11 Ağustos 2013

SHİSHAPANGMA (8013 m) Tibet-Himalaya 2013

IMG_1102tunc findik photos (4)IMG_1067shisha bcIMG_1171shisha n face

Shishapangma, yani Tibetçe, ‘Yeşil Düzlükten Yükselen Büyük Dağ’!

14×8000, yani yeryüzünde 8000 metreyi aşan 14 adet zirvenin tümüne tırmanış projem dahilinde, 2013 yılının benim için ilk çıkışı 8013 metrelik Shishapangma Dağı oldu. Tibet’in zirvesine yaptığım bu tırmanışı The North Face ve Globalstar Avrasya’nın değerli sponsorluğunda gerçekleştirdim.  Bu benim dokuzuncu 8000 metrelik zirvem oldu.

Shishapangma dağına daha önce tırmanmayı denemiştim;  2010 yılı sonbaharında çığ riski nedeniyle bu dağın zirvesine 200 kısa metre kala dönmem  gerekmişti. Tamamı Çin Halk Cumhuriyeti (Tibet Otonom Bölgesi) sınırlarında olan Shishapangma,  K2, Everest, Makalu, Kanchenjunga veya Dhaulagiri’ye nazaran küçük bir dağ ama kendine has sorunları var- soğuk,  fırtına, çığ tehlikesi, ilerlemeyi zorlaştıran derin kar, gizli ve tehlikeli buzul çatlakları ve en önemlisi, dağın şiddetli  jetstream batı  rüzgarına çok açık olması..  Ayrıca, bu dağın esas zirvesine çıkış, karmaşık ve birçok sorun içeren bir rotadan olduğu için, esas zirvesine nadiren çıkılan bir dağ olma statüsü de var.

Tırmanış için 13 nisan 2013 tarihinde Nepal’in başkenti Katmandu’dan karayolu ile yola çıkıp, tüm yüklerimizle beraber  Çin Halk Cumhuriyeti (Tibet)-Nepal sınırını küçük  Kodari sınır kasabasında geçtik.  Bu seferde ekibimiz üç sherpa ve dört batılıdan oluşuyordu:  ondördüncü sekizbinliğini Shishapangma  ile yapacak Nepalli Chhang Dawa Sherpa (14 x8000′i bitiren ilk Nepalli olan Mingma Sherpa’nin kardeşi), Mingma Tindu Sherpa, Lama Nima Sherpa, ben Tunç Fındık, Ekvatorlu Santiago Quintero, Romen Alex Gavan ve İspanyol Rosa Hernandez. Ufak ve güçlü bir ekibiz.

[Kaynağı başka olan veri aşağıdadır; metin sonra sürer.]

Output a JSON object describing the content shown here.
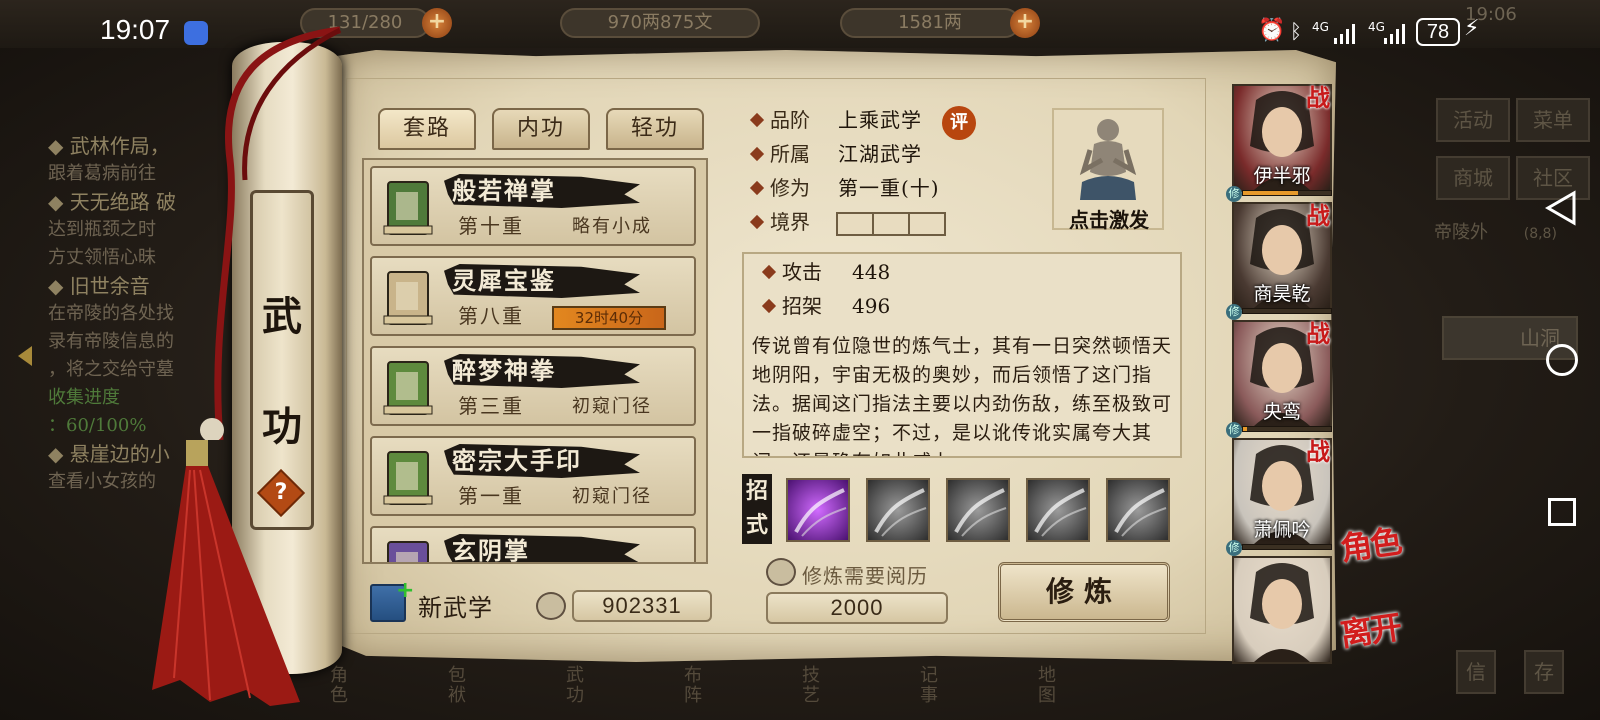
{
  "status_bar": {
    "time": "19:07",
    "net1": "4G",
    "net2": "4G",
    "battery": "78"
  },
  "background": {
    "resource1": "131/280",
    "resource2": "970两875文",
    "resource3": "1581两",
    "clock": "19:06",
    "log": [
      {
        "text": "◆ 武林作局，",
        "cls": "hd"
      },
      {
        "text": "跟着葛病前往",
        "cls": ""
      },
      {
        "text": "◆ 天无绝路 破",
        "cls": "hd"
      },
      {
        "text": "达到瓶颈之时",
        "cls": ""
      },
      {
        "text": "方丈领悟心昧",
        "cls": ""
      },
      {
        "text": "◆ 旧世余音",
        "cls": "hd"
      },
      {
        "text": "在帝陵的各处找",
        "cls": ""
      },
      {
        "text": "录有帝陵信息的",
        "cls": ""
      },
      {
        "text": "，将之交给守墓",
        "cls": ""
      },
      {
        "text": "收集进度",
        "cls": "green"
      },
      {
        "text": "：60/100%",
        "cls": "green"
      },
      {
        "text": "◆ 悬崖边的小",
        "cls": "hd"
      },
      {
        "text": "查看小女孩的",
        "cls": ""
      }
    ],
    "right_menu": [
      "活动",
      "菜单",
      "商城",
      "社区"
    ],
    "location": "帝陵外",
    "location_coords": "(8,8)",
    "room": "山洞",
    "bottom_nav": [
      "角色",
      "包袱",
      "武功",
      "布阵",
      "技艺",
      "记事",
      "地图"
    ],
    "bottom_right": [
      "信",
      "存"
    ]
  },
  "scroll": {
    "title_top": "武",
    "title_bottom": "功",
    "help": "?"
  },
  "tabs": [
    "套路",
    "内功",
    "轻功"
  ],
  "skills": [
    {
      "name": "般若禅掌",
      "level": "第十重",
      "state": "略有小成",
      "timer": null,
      "book": "#4f7a3a"
    },
    {
      "name": "灵犀宝鉴",
      "level": "第八重",
      "state": null,
      "timer": "32时40分",
      "book": "#c9b48a"
    },
    {
      "name": "醉梦神拳",
      "level": "第三重",
      "state": "初窥门径",
      "timer": null,
      "book": "#5e8a3d"
    },
    {
      "name": "密宗大手印",
      "level": "第一重",
      "state": "初窥门径",
      "timer": null,
      "book": "#5e8a3d"
    },
    {
      "name": "玄阴掌",
      "level": "",
      "state": "",
      "timer": null,
      "book": "#6a4f9a"
    }
  ],
  "footer": {
    "new_skill": "新武学",
    "points": "902331",
    "req_label": "修炼需要阅历",
    "req_value": "2000",
    "train_button": "修炼"
  },
  "detail": {
    "grade_label": "品阶",
    "grade_value": "上乘武学",
    "grade_badge": "评",
    "faction_label": "所属",
    "faction_value": "江湖武学",
    "cultivation_label": "修为",
    "cultivation_value": "第一重(十)",
    "realm_label": "境界",
    "activate_label": "点击激发",
    "attack_label": "攻击",
    "attack_value": "448",
    "parry_label": "招架",
    "parry_value": "496",
    "description": "传说曾有位隐世的炼气士，其有一日突然顿悟天地阴阳，宇宙无极的奥妙，而后领悟了这门指法。据闻这门指法主要以内劲伤敌，练至极致可一指破碎虚空；不过，是以讹传讹实属夸大其词，还是确有如此威力",
    "moves_label_1": "招",
    "moves_label_2": "式",
    "moves": [
      "purple",
      "gray",
      "gray",
      "gray",
      "gray"
    ]
  },
  "party": [
    {
      "name": "伊半邪",
      "bar": 0.62,
      "color": "#7a2b2b"
    },
    {
      "name": "商昊乾",
      "bar": 0.0,
      "color": "#4a3a32"
    },
    {
      "name": "央鸾",
      "bar": 0.05,
      "color": "#8a5a5a"
    },
    {
      "name": "萧佩吟",
      "bar": 0.0,
      "color": "#c9c4bc"
    },
    {
      "name": "",
      "bar": 0.0,
      "color": "#d8cdbd"
    }
  ],
  "party_badge": "战",
  "party_xiu": "修",
  "side_links": {
    "character": "角色",
    "leave": "离开"
  }
}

İlk durağımız, Nepal’i Tibet platosundan ayıran devasa bir bariyer gibi olan Himalaya Dağlarının içindeki Nyalam kasabası oldu (3700 m). Burada  iki gün kalıp  Nyalam’ın ardındaki 5000 metrelik bir dağa günübirlik  bir aklimatizasyon (beden olarak yüksekliğe uyum sağlama) çıkışı da yaptık.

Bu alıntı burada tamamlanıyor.